Auqib Javeed, TwoCircles.net
Srinagar: Forty-three-year-old Saira Javid is living the life of a prisoner. Not a single day passes when she doesn’t think of her family. She is cursing the day she crossed the LoC and came to Kashmir.
“It’s suffocating here,” she told TwoCircles.net.
Javid, who lives in the Kupwara district of North Kashmir, met a Kashmiri boy Javid Ahmad Dar in the Pakistani state of Karachi in the 1990s. The duo fell in love and decided to marry in the year 2001.
Like many other Kashmiris, Ahmad had crossed over the Line of Control (LoC) for arms training but had given up insurgent activities to live a peaceful life.
But in 2007, at the insistence of Dar, Javid and her two daughters accompanied him back to Kashmir. On their arrival, her husband’s family insisted they stay for good and tore up their Pakistani passports.
“I came to India through Wagah border and we came legally,” she says adding, “I was given a visa for one month but my passport was torn apart by my in-laws without my knowledge.”
Since 2007, she is stuck in Kashmir and is desperate to go back to her family in Pakistan. Javid is not alone, there are around 350 women from Pakistan administered Kashmir, who have been living as ‘stateless’ citizens of Jammu and Kashmir since the Omar Abdullah-led government of the erstwhile state announced in 2010 a policy to rehabilitate former militants, who had crossed over the Line of Control (LoC) as young men to train as militants.
The youth travelled back with families including children with the hope to be rehabilitated, but that never happened.
Sara says that she went to every minister and other officials urging them to deport her but wasn’t allowed.
“Then I told them that if you can’t deport me, then at least give me Indian citizenship but that is not being given either,” she added.
Javid, who had come to Kashmir for just one month didn’t know at that time that she had to spend the rest of her life here.
Javid runs a boutique in Kupwara and employs 6 other Pakistani spouses of ex-militants.
“At least two of them are divorced and you can imagine how difficult it is for them to spend a life in a place which is not yours,” she added.
She says they have been meeting the officials for many years now but it has yielded no results.
“We haven’t been accepted here. Our kids are not being accepted and are viewed differently. We want the Govt to deport us as soon as possible,” she laments.
Like Javid, Bushra too got married to a Kashmiri man Altaf Ahmad Bhat of Pattan, Baramulla and came to Kashmir in the year 2012 through Nepal.
Bhat and Bushra decided to come to Kashmir after the Govt announced a rehabilitation policy for former militants.

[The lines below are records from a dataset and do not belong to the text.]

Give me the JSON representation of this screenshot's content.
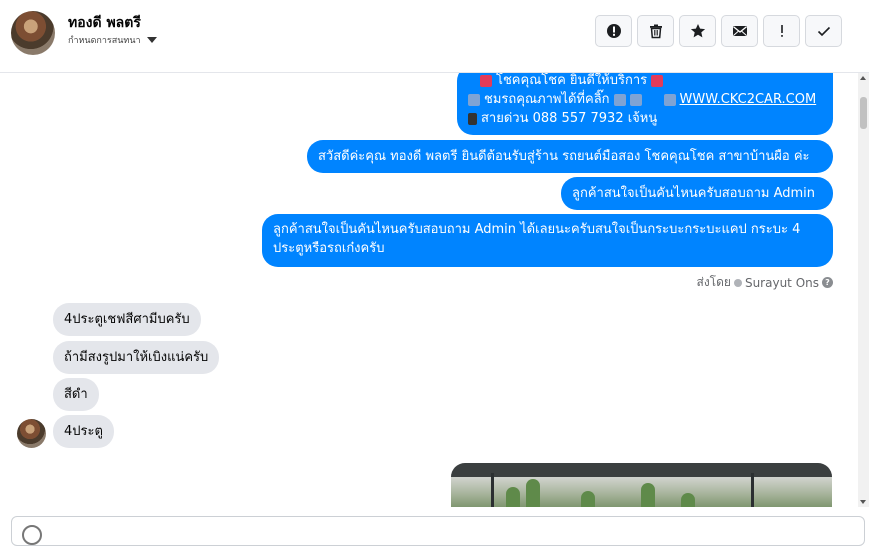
{
  "header": {
    "name": "ทองดี พลตรี",
    "subtitle": "กำหนดการสนทนา",
    "toolbar": [
      {
        "icon": "alert-circle-icon",
        "name": "report-button"
      },
      {
        "icon": "trash-icon",
        "name": "delete-button"
      },
      {
        "icon": "star-icon",
        "name": "star-button"
      },
      {
        "icon": "envelope-icon",
        "name": "mark-unread-button"
      },
      {
        "icon": "exclamation-icon",
        "name": "spam-button"
      },
      {
        "icon": "check-icon",
        "name": "done-button"
      }
    ]
  },
  "messages": {
    "outgoing": {
      "m1_line1": "โชคคุณโชค ยินดีให้บริการ",
      "m1_line2a": "ชมรถคุณภาพได้ที่คลิ๊ก",
      "m1_link": "WWW.CKC2CAR.COM",
      "m1_line3": "สายด่วน 088 557 7932 เจ้หนู",
      "m2": "สวัสดีค่ะคุณ ทองดี พลตรี ยินดีต้อนรับสู่ร้าน รถยนต์มือสอง โชคคุณโชค สาขาบ้านผือ ค่ะ",
      "m3": "ลูกค้าสนใจเป็นคันไหนครับสอบถาม Admin",
      "m4": "ลูกค้าสนใจเป็นคันไหนครับสอบถาม Admin ได้เลยนะครับสนใจเป็นกระบะกระบะแคป กระบะ 4 ประตูหรือรถเก๋งครับ"
    },
    "sent_by": "ส่งโดย",
    "sender": "Surayut Ons",
    "help_glyph": "?",
    "incoming": [
      "4ประตูเชฟสีศามีบครับ",
      "ถ้ามีสงรูปมาให้เบิงแน่ครับ",
      "สีดำ",
      "4ประตู"
    ]
  },
  "colors": {
    "accent": "#0084ff",
    "incoming_bubble": "#e4e6eb",
    "link": "#ffffff"
  }
}
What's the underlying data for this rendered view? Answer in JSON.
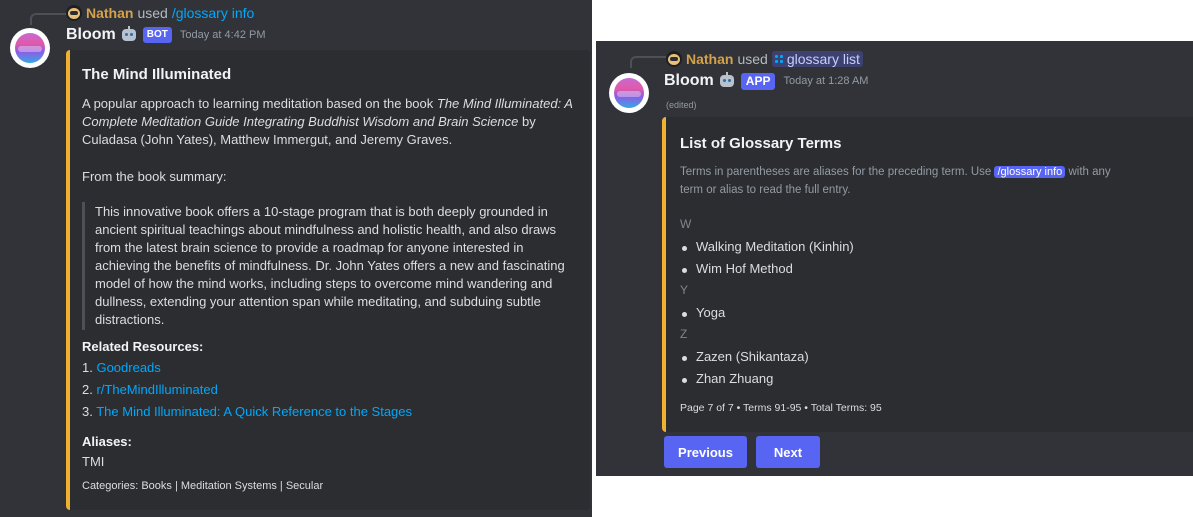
{
  "left": {
    "reply": {
      "user": "Nathan",
      "used": "used",
      "command": "/glossary info"
    },
    "bot": {
      "name": "Bloom",
      "tag": "BOT",
      "timestamp": "Today at 4:42 PM"
    },
    "embed": {
      "title": "The Mind Illuminated",
      "description": {
        "intro": "A popular approach to learning meditation based on the book ",
        "book_title": "The Mind Illuminated: A Complete Meditation Guide Integrating Buddhist Wisdom and Brain Science",
        "outro": " by Culadasa (John Yates), Matthew Immergut, and Jeremy Graves."
      },
      "summary_label": "From the book summary:",
      "quote": "This innovative book offers a 10-stage program that is both deeply grounded in ancient spiritual teachings about mindfulness and holistic health, and also draws from the latest brain science to provide a roadmap for anyone interested in achieving the benefits of mindfulness. Dr. John Yates offers a new and fascinating model of how the mind works, including steps to overcome mind wandering and dullness, extending your attention span while meditating, and subduing subtle distractions.",
      "resources_title": "Related Resources:",
      "resources": [
        {
          "num": "1.",
          "label": "Goodreads"
        },
        {
          "num": "2.",
          "label": "r/TheMindIlluminated"
        },
        {
          "num": "3.",
          "label": "The Mind Illuminated: A Quick Reference to the Stages"
        }
      ],
      "aliases_title": "Aliases:",
      "aliases_value": "TMI",
      "categories_label": "Categories:",
      "categories_value": "Books | Meditation Systems | Secular"
    }
  },
  "right": {
    "reply": {
      "user": "Nathan",
      "used": "used",
      "command": "glossary list"
    },
    "bot": {
      "name": "Bloom",
      "tag": "APP",
      "timestamp": "Today at 1:28 AM",
      "edited": "(edited)"
    },
    "embed": {
      "title": "List of Glossary Terms",
      "desc_before": "Terms in parentheses are aliases for the preceding term. Use ",
      "desc_code": "/glossary info",
      "desc_after_line1": " with any",
      "desc_line2": "term or alias to read the full entry.",
      "groups": [
        {
          "letter": "W",
          "items": [
            "Walking Meditation (Kinhin)",
            "Wim Hof Method"
          ]
        },
        {
          "letter": "Y",
          "items": [
            "Yoga"
          ]
        },
        {
          "letter": "Z",
          "items": [
            "Zazen (Shikantaza)",
            "Zhan Zhuang"
          ]
        }
      ],
      "footer": "Page 7 of 7 • Terms 91-95 • Total Terms: 95"
    },
    "buttons": {
      "previous": "Previous",
      "next": "Next"
    }
  },
  "colors": {
    "background": "#313338",
    "embed_bg": "#2b2d31",
    "accent_bar": "#f0b132",
    "blurple": "#5865f2",
    "link": "#00a8fc"
  }
}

“Ye humaray saath dokha tha (the policy was a trap for us),” says Bushra.
Although Bushra was living with her husband for years – in 2019, Bhat divorced her and she was forced to live a lonely life.
Bushra did not know anyone in Kashmir nor was she allowed to go back. It was then Saira Javid gave her a job at her boutique in Kupwara.
Bushra now lives along with her two kids in rented accommodation—eagerly waiting for the day when she will be allowed to go back.
Most of the Pakistani brides, Bushra says, are facing financial constraints and are helpless.
For many years, the Pakistan-origin wives have been holding protest demonstrations in different parts of Kashmir demanding travel documents.
Recently, questions were also raised over the participation of such women in the electoral process in Jammu and Kashmir, though some of them have become sarpanches in the past.
The authorities stopped counting votes in two district development council seats in Jammu and Kashmir after it came to fore that two women from PoK married to Kashmiris were contesting polls.
Somiya Sadaf from Drugmulla and Shazia Aslam from Sonawari, both inhabitants of PoK, which India considers as its integral part, were contesting polls from these segments.
The authorities are yet to decide on whether their participation was legal or illegal.
A group met Lt Governor Manoj Sinha, the chief administrator of the Kashmir region, who as per them, “assured them of appropriate redressal of their issues”. However, such assurances have so far come to nothing and the women are now threatening to march en masse to the volatile India-Pakistan border, known as the Line of Control.
“We want to go to our real homes,” they say.